Brak: Auslöser unseres Protests war die überregionale Berichterstattung. Da klang es fast so, als käme es uns auf ein paar Masten hin oder her nicht an. So wollten wir das nicht stehen lassen. Nicht dass Amprion bei all dem Radau der Bürger im Bereich der Vorzugsvariante im Osten Nürnbergs auf die Idee kommt, bei uns rührt sich nichts, also weichen wir nach Westen aus. Wir wollen ein klares Signal setzen, dass wir schon genug bedient sind. Und das nicht nur, indem wir bemalte Bettlaken an die Zäune hängen und Unterschriften sammeln.

Auf den Betttüchern steht nun der Slogan „Die Trasse brennt – Franken wehrt sich“. Das klingt nach weit mehr als einer örtlichen Aktion?

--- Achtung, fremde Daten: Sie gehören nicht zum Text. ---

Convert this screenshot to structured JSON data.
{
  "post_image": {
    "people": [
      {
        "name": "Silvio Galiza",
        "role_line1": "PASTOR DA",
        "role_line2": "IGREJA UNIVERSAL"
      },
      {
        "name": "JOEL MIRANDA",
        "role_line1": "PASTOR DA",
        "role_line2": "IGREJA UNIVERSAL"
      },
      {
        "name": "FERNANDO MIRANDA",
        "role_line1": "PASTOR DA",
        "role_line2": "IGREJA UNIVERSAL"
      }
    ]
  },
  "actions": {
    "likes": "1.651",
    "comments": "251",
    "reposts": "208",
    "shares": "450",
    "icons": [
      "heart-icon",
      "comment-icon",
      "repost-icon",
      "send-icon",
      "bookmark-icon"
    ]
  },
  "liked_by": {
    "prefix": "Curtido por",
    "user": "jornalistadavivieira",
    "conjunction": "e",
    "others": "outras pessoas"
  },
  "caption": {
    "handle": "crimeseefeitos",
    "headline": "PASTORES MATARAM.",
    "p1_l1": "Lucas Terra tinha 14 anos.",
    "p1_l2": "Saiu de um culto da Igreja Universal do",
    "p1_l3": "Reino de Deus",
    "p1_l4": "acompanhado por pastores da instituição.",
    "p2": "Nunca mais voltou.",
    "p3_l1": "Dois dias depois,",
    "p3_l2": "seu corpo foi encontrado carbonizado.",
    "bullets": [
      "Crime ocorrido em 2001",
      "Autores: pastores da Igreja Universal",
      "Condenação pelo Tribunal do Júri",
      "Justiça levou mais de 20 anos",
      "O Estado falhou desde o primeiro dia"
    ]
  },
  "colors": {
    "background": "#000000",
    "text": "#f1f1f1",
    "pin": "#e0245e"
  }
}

Gegen die Stromtrasse: Zwei Dörfer entfachen Flächenbrand

© Scherer

Brak: Es war weder vorgesehen noch geplant, dass der Aktionstag solche Kreise zieht. Aber der Hochspannungs-Stammtisch, zu dem ich mit ein paar Handzetteln eingeladen hatte, um das Stimmungsbild abzufragen, hat enorme Dynamik entwickelt. Selbst aus Gemeinden jenseits der Kreisgrenze sind Leute gekommen. Roßtals Bürgermeister Johann Völkl hat die Schirmherrschaft übernommen und die anderen Bürgermeister aus dem Landkreis mit ins Boot geholt, sodass Richtung Norden die Gemeinden bis Obermichelbach Feuer entzünden. In Richtung Süden reicht die Lichterkette bis Trachenhöfstatt hinter Heilsbronn.

Sie sind Grünen-Marktrat, die Kommunalwahlen sind nicht weit. Welche Rolle spielt das für Ihr Engagement kontra Stromtrasse?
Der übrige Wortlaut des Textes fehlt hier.